The ones used in the paper's experimental section are already in the folder.
The ASP encodings are stored in the cformulae/application/encodings folder. Facts are injected at runtime when input log gets parsed, and are executed through the clingo Python API. For further details check conformance_checking, query_checking, trace_clustering, discriminative_discovery functions in the cformulae.application subpackage.
The procedures to evaluate constraints' via clingo's @-terms are defined in the LogContext class in the cformulae.backend.template_backend Python module. The experiments were performed using only Declare-based templates (for ease of generation), these are automatically loaded.
The collection of available Declare constraints (and their POSIX's re definition) can be found in the cformulae/backend/declare/minerful_templates.txt file.
In order to run the experiments in the paper, you can use the following example scripts. The defaults for optional arguments are the configurations used in the paper.

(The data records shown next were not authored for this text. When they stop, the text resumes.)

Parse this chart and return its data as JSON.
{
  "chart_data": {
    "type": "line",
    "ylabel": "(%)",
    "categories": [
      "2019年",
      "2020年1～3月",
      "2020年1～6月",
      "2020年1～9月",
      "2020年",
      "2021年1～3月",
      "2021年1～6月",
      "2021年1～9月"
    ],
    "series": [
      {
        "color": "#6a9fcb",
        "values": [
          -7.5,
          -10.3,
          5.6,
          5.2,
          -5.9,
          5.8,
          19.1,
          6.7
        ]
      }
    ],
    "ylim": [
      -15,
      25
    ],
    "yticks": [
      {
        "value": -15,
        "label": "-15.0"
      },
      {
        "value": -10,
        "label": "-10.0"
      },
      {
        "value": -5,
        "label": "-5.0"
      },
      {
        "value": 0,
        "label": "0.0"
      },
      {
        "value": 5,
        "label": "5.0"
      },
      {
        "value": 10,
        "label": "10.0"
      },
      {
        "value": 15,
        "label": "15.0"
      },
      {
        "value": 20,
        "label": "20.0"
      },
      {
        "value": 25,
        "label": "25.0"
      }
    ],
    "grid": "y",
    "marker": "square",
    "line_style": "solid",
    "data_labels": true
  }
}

python3.10 cf.py data/sepsis.xes formulae.lp -o formulae.lp.output
This runs the conformance checking task on the sepsis.xes log, using the formulae defined in formulae.lp file. Call with -h flag to check optional arguments.
python3.10 qc.py data/sepsis.xes formulae.lp -o formulae.lp.output
This runs the query checking task on the sepsis.xes log, using the non-ground formulae and variable domains defined in formulae.lp file. Call with -h flag to check optional arguments.

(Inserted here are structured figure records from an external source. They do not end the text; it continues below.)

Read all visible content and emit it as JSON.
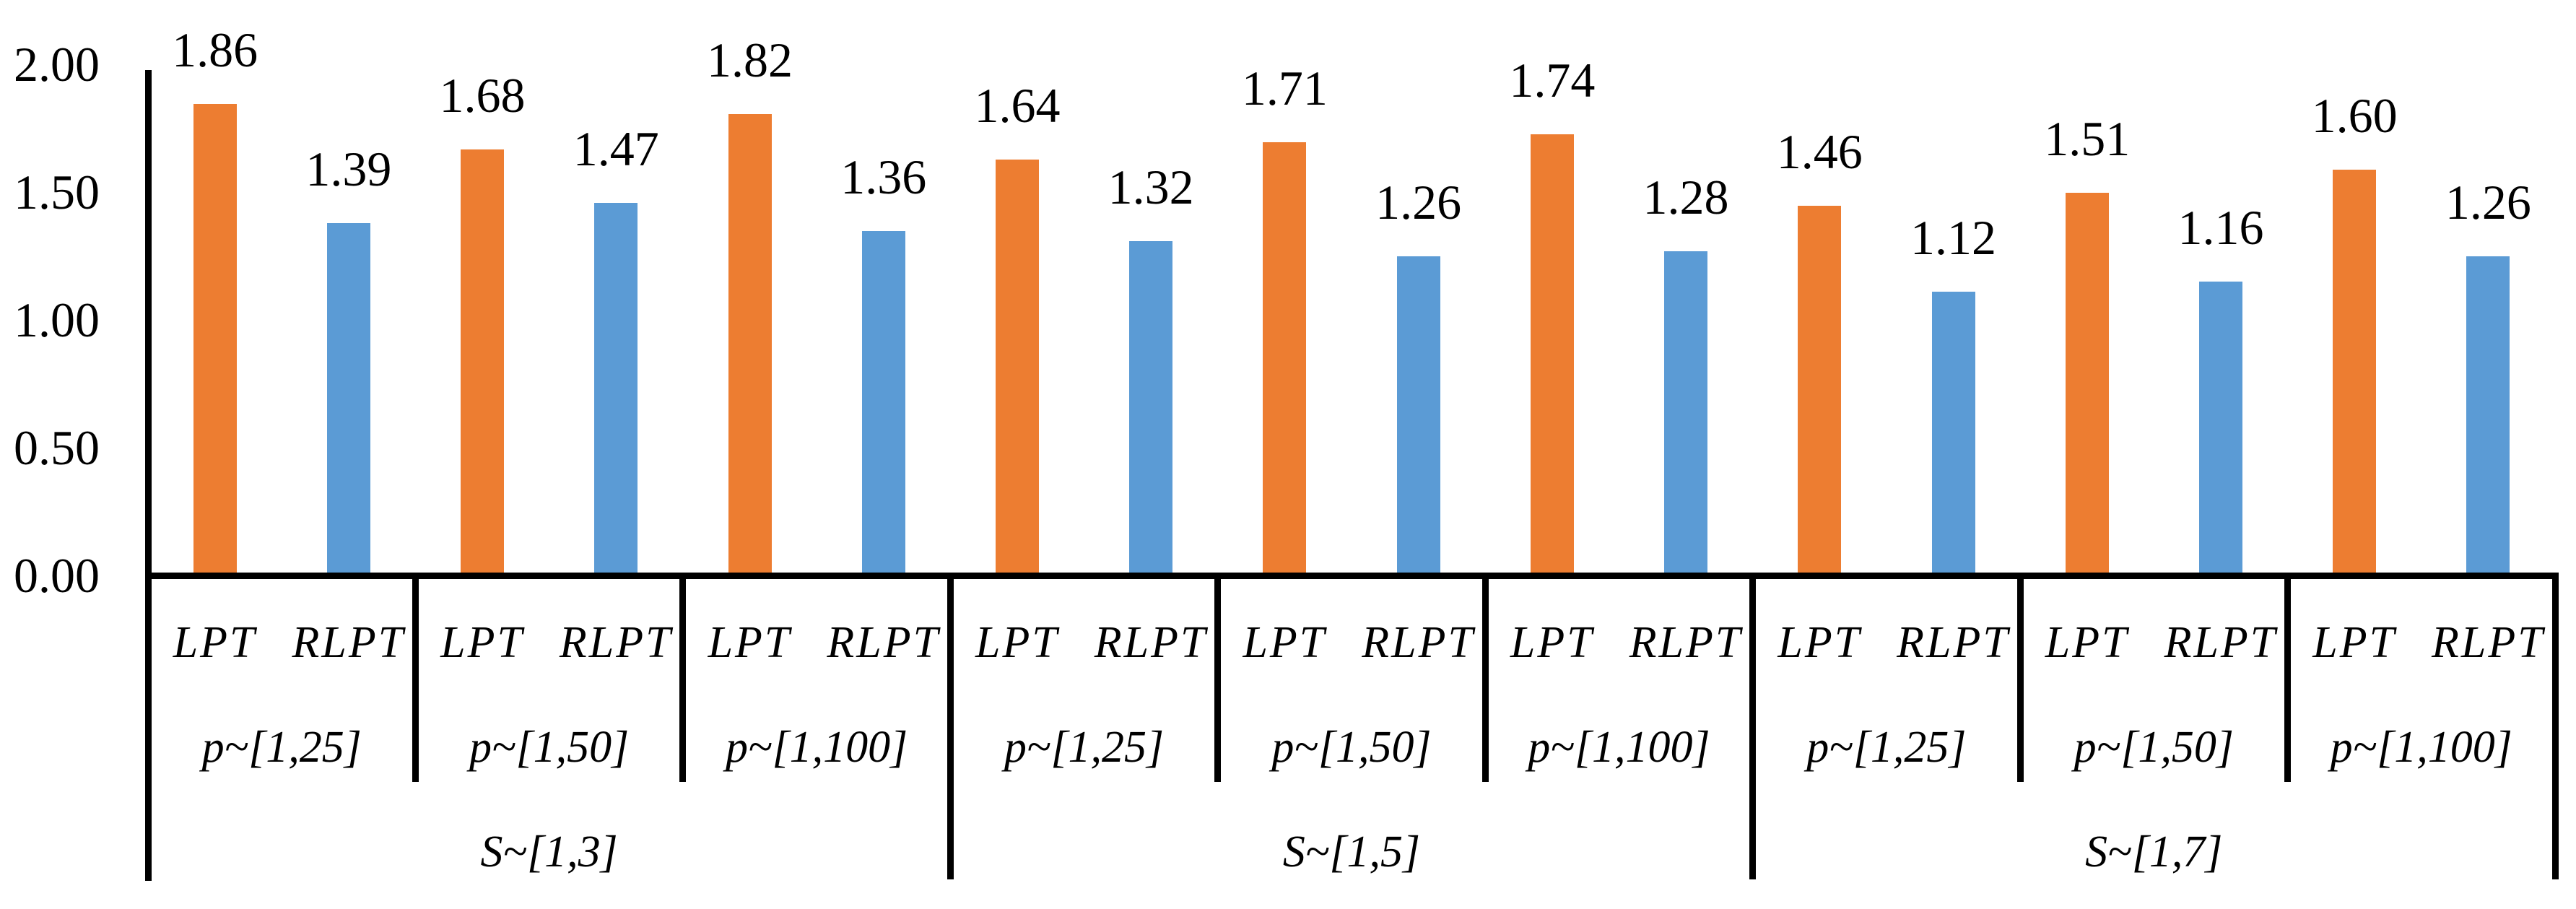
{
  "chart_data": {
    "type": "bar",
    "title": "",
    "series": [
      {
        "name": "LPT",
        "color": "#ED7D31"
      },
      {
        "name": "RLPT",
        "color": "#5B9BD5"
      }
    ],
    "y_axis": {
      "min": 0,
      "max": 2,
      "tick_labels_top_to_bottom": [
        "2.00",
        "1.50",
        "1.00",
        "0.50",
        "0.00"
      ]
    },
    "grid": false,
    "legend_position": "none",
    "s_groups": [
      {
        "label": "S~[1,3]",
        "p_groups": [
          {
            "label": "p~[1,25]",
            "values": [
              "1.86",
              "1.39"
            ]
          },
          {
            "label": "p~[1,50]",
            "values": [
              "1.68",
              "1.47"
            ]
          },
          {
            "label": "p~[1,100]",
            "values": [
              "1.82",
              "1.36"
            ]
          }
        ]
      },
      {
        "label": "S~[1,5]",
        "p_groups": [
          {
            "label": "p~[1,25]",
            "values": [
              "1.64",
              "1.32"
            ]
          },
          {
            "label": "p~[1,50]",
            "values": [
              "1.71",
              "1.26"
            ]
          },
          {
            "label": "p~[1,100]",
            "values": [
              "1.74",
              "1.28"
            ]
          }
        ]
      },
      {
        "label": "S~[1,7]",
        "p_groups": [
          {
            "label": "p~[1,25]",
            "values": [
              "1.46",
              "1.12"
            ]
          },
          {
            "label": "p~[1,50]",
            "values": [
              "1.51",
              "1.16"
            ]
          },
          {
            "label": "p~[1,100]",
            "values": [
              "1.60",
              "1.26"
            ]
          }
        ]
      }
    ]
  },
  "colors": {
    "lpt_bar": "#ED7D31",
    "rlpt_bar": "#5B9BD5",
    "axis_line": "#000000",
    "text": "#000000",
    "background": "#FFFFFF"
  }
}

python3.10 tc.py data/sepsis.xes formulae.lp.output [num_partitions]
This runs the trace clustering task on the sepsis.xes log, where formulae.lp.output is the output of cf.py on the formulae.lp set of formulae (on the same sepsis.xes log). Call with -h flag to check optional arguments.
Warnings about rejects/2 (accepts/2) not appearing in the head of any rule are due to the fact that the formulae in formulae.lp do not reject (accept) any control-flow variable in the log sepsis.xes.

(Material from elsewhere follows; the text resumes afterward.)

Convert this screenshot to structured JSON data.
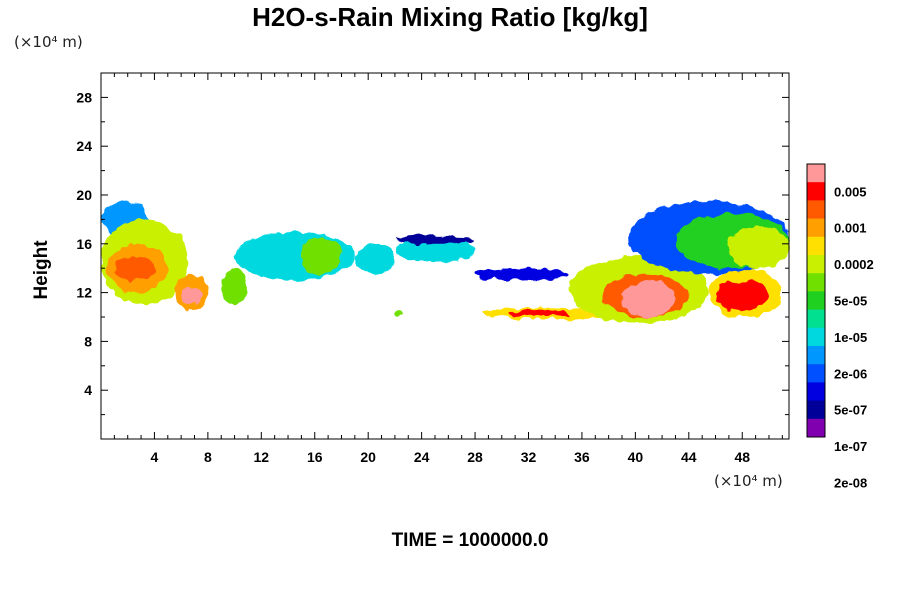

python3.10 tc.py data/sepsis.xes formulae.lp.output [num_partitions]
This runs the discriminative discovery task on the sepsis.xes log, where formulae.lp.output is the output of cf.py on the formulae.lp set of formulae (on the same sepsis.xes log). Call with -h flag to check optional arguments.
This is only a proof-of-concept and randomly generates labels for the traces in the log.
Warnings about rejects/2 (accepts/2) not appearing in the head of any rule are due to the fact that the formulae in formulae.lp do not reject (accept) any control-flow variable in the log sepsis.xes.
The following scripts can be used to run the tasks in parallel using GNU Parallel:
parallel -j T --progress --results joblogs/cf_X.csv python3.10 cf.py data/sepsis.xes {1} ">" {1}.output ::: $(ls data/formulae_X/cf_*.lp)
parallel -j T --progress --results joblogs/dd_X.csv python3.10 dd.py data/sepsis.xes {1} {2} ::: $(ls data/formulae_X/cf_*.lp.output) ::: 2 4 6
parallel -j T --progress --results joblogs/tc_X.csv python3.10 tc.py data/sepsis.xes {1} {2} ::: $(ls data/formulae_X/cf_*.lp.output) ::: 2 4 6
parallel -j T --progress --results joblogs/qc_X.csv python3.10 qc.py data/sepsis.xes {1} ::: $(ls data/formulae_X/qc_*.lp)
where T is the number of jobs to be computed in parallel and X = 1 ... 6 select a subset of the formulae in the data/ folder. The figures.py script generates the plots - this requires some extra libraries like matplotlib, pandas and seaborn. The folder joblogs contains the output of the executions used in the paper.